[
https://issues.apache.org/jira/browse/NUTCH-570?page=com.atlassian.jira.plugin.system.issuetabpanels:all-tabpanel
]
Markus Jelsma closed NUTCH-570.
-------------------------------
Bulk close of resolved issues:
http://www.lucidimagination.com/search/document/2738eeb014805854/clean_up_open_legacy_issues_in_jira
> Improvement of URL Ordering in Generator.java
> ---------------------------------------------
>
> Key: NUTCH-570
> URL: https://issues.apache.org/jira/browse/NUTCH-570
> Project: Nutch
> Issue Type: Improvement
> Components: generator
> Reporter: Ned Rockson
> Assignee: Otis Gospodnetic
> Priority: Minor
> Attachments: GeneratorDiff.out, GeneratorDiff_v1.out
>
>
> [Copied directly from my email to nutch-dev list]

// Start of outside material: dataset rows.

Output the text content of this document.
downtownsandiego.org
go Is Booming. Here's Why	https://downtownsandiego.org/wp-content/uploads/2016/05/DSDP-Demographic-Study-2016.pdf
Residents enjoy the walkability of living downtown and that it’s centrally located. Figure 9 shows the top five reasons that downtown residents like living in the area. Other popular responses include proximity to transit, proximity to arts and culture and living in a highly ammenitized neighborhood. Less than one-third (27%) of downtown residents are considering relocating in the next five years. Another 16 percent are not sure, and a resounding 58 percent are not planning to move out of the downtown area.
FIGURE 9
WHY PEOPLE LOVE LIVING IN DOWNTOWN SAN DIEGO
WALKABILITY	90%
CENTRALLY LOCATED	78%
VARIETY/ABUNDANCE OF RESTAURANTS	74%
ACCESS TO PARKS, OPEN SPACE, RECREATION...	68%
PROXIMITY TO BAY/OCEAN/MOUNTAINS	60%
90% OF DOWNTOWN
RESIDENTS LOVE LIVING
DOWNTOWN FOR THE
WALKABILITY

> Recently I switched to Fetcher2 over Fetcher for larger whole web fetches
> (50-100M at a time). I found that the URLs generated are not optimal because
> they are simply randomized by a hash comparator. In one crawl on 24 machines
> it took about 3 days to crawl 30M URLs. In comparison with old benchmarks I
> had set with regular Fetcher.java this was at least 3 fold more time.

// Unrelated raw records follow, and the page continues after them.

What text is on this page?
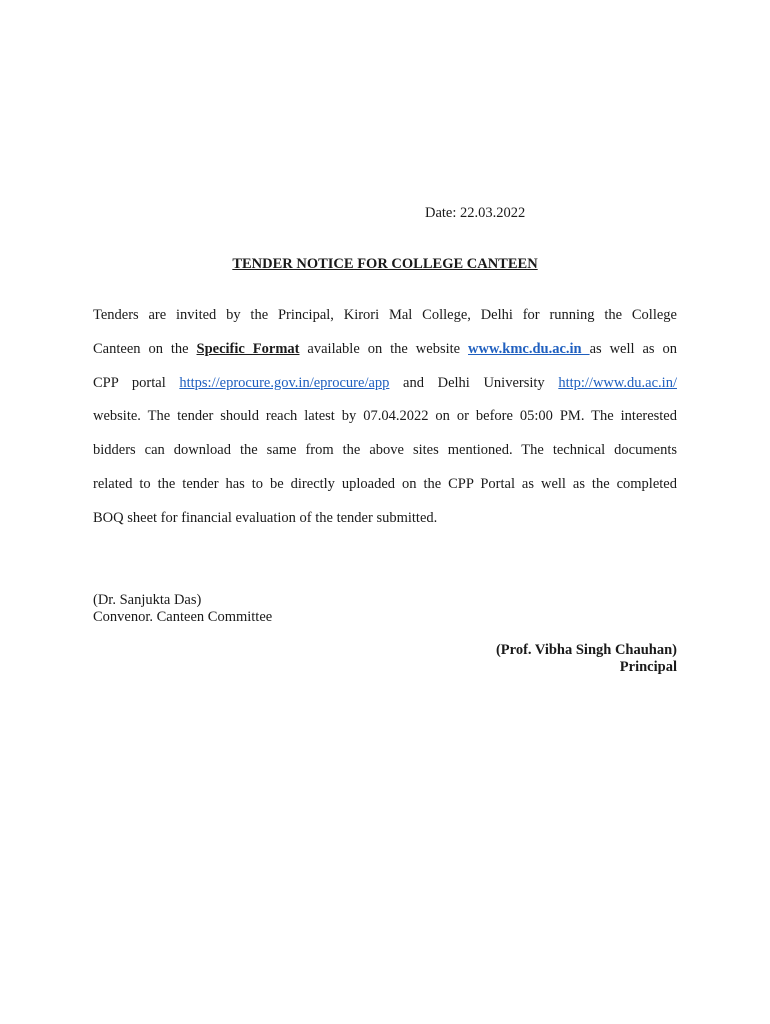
Date: 22.03.2022
TENDER NOTICE FOR COLLEGE CANTEEN
Tenders are invited by the Principal, Kirori Mal College, Delhi for running the College
Canteen on the Specific Format available on the website www.kmc.du.ac.in as well as on
CPP portal https://eprocure.gov.in/eprocure/app and Delhi University http://www.du.ac.in/
website. The tender should reach latest by 07.04.2022 on or before 05:00 PM. The interested
bidders can download the same from the above sites mentioned. The technical documents
related to the tender has to be directly uploaded on the CPP Portal as well as the completed
BOQ sheet for financial evaluation of the tender submitted.
(Dr. Sanjukta Das)
Convenor. Canteen Committee
(Prof. Vibha Singh Chauhan)
Principal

> Anyway, I realized that the best situation for ordering can be approached by
> randomization, but in order to get optimal ordering, urls from the same host
> should be as far apart in the list as possible. So I wrote a series of 2
> map/reduces to optimize the ordering and for a list of 25M documents it takes
> about 10 minutes on our cluster. Right now I have it in its own class, but I
> figured it can go in Generator.java and just add a flag in nutch-default.xml
> determining if the user wants to use it.
--
This message is automatically generated by JIRA.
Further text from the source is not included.